# One Gallon Skeeter Pee experiment



## ConAcide (Jul 25, 2019)

I've looked around and seen very few people doing this. Most suggest 5 gallon batches because this stuff goes so quick, but because I love experimenting and I have a plethora of 1G carboys, that's what I'm making.

I'm impatient, so I abandoned the 24-48 hr waiting period called for in the SP recipe. Here's what I did


Made invert sugar with 3.5 cups of sugar, 1.5 cups of water, and 1.5 cups of Lemon Juice. Brought to a boil and then temp dropped to simmer for 45 minutes.
Topped up to one gallon with cool water
Aerated vigorously every 20-30 mins for 4 hours.
At hour 3, added 1/2 tsp yeast nutrient and 1/2 tsp of yeast energizer.

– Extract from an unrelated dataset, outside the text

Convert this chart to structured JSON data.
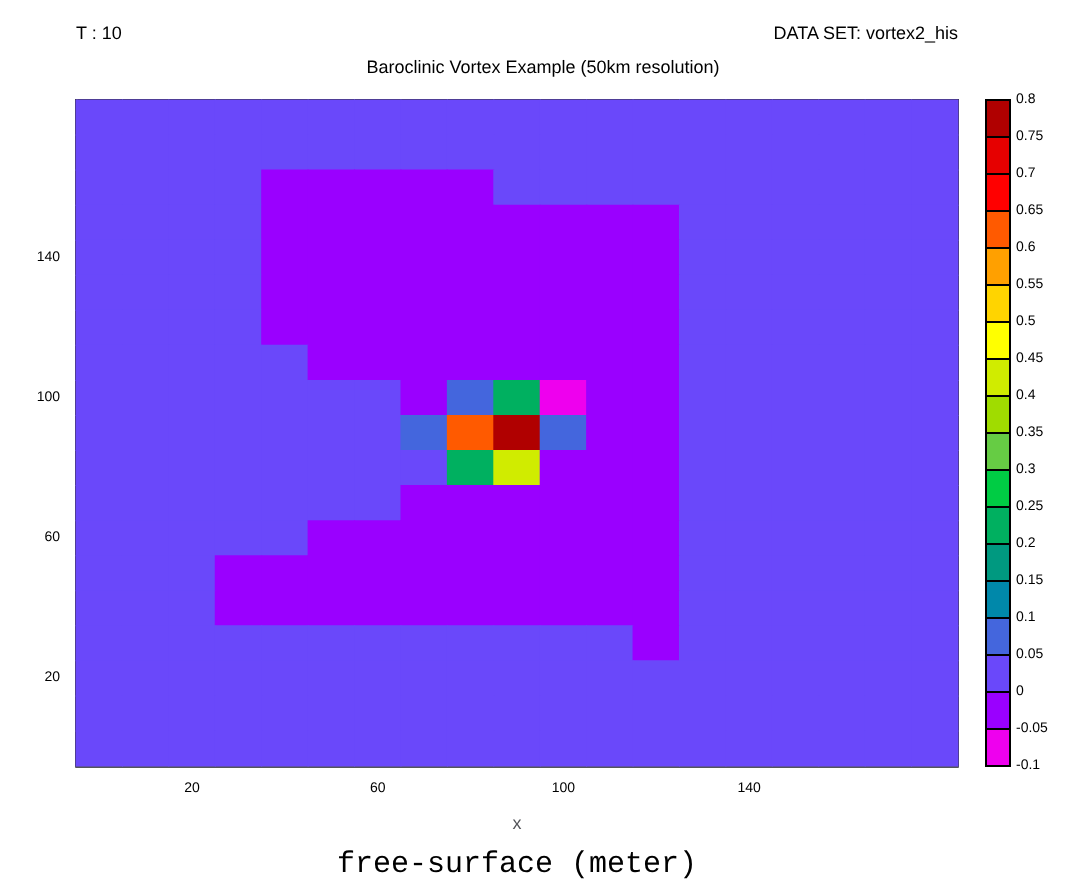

Hour 4, pitched 1 packet of Red Star champagne yeast. I have a slurry from a banana wine I could've used but I wanted to see if I could do this as "last minute" as possible 

Threw on airlock and went to bed

Woke up this morning roughly 8 hours after pitching yeast and fermentation has kicked up. Will update as I go. My hydrometer rolled off the counter this morning, so I'm doing this batch without a hydrometer, I'm pretty excited to go in for a blind taste test at the end of fermentation.

Edit: If anyone is interested, I'm fermenting this at 65F. I usually shoot for around 68F-72F but it's unseasonably hot in my state right now so we've got the AC cranked.


----------



## Mdrew (Nov 6, 2019)

I love me some skeeter pee, I'd love to hear how this one went.


----------



## ithink2020 (Apr 9, 2020)

ConAcide said:


> I've looked around and seen very few people doing this. Most suggest 5 gallon batches because this stuff goes so quick, but because I love experimenting and I have a plethora of 1G carboys, that's what I'm making.
> 
> I'm impatient, so I abandoned the 24-48 hr waiting period called for in the SP recipe. Here's what I did
> 
> ...



How did it turn out?


----------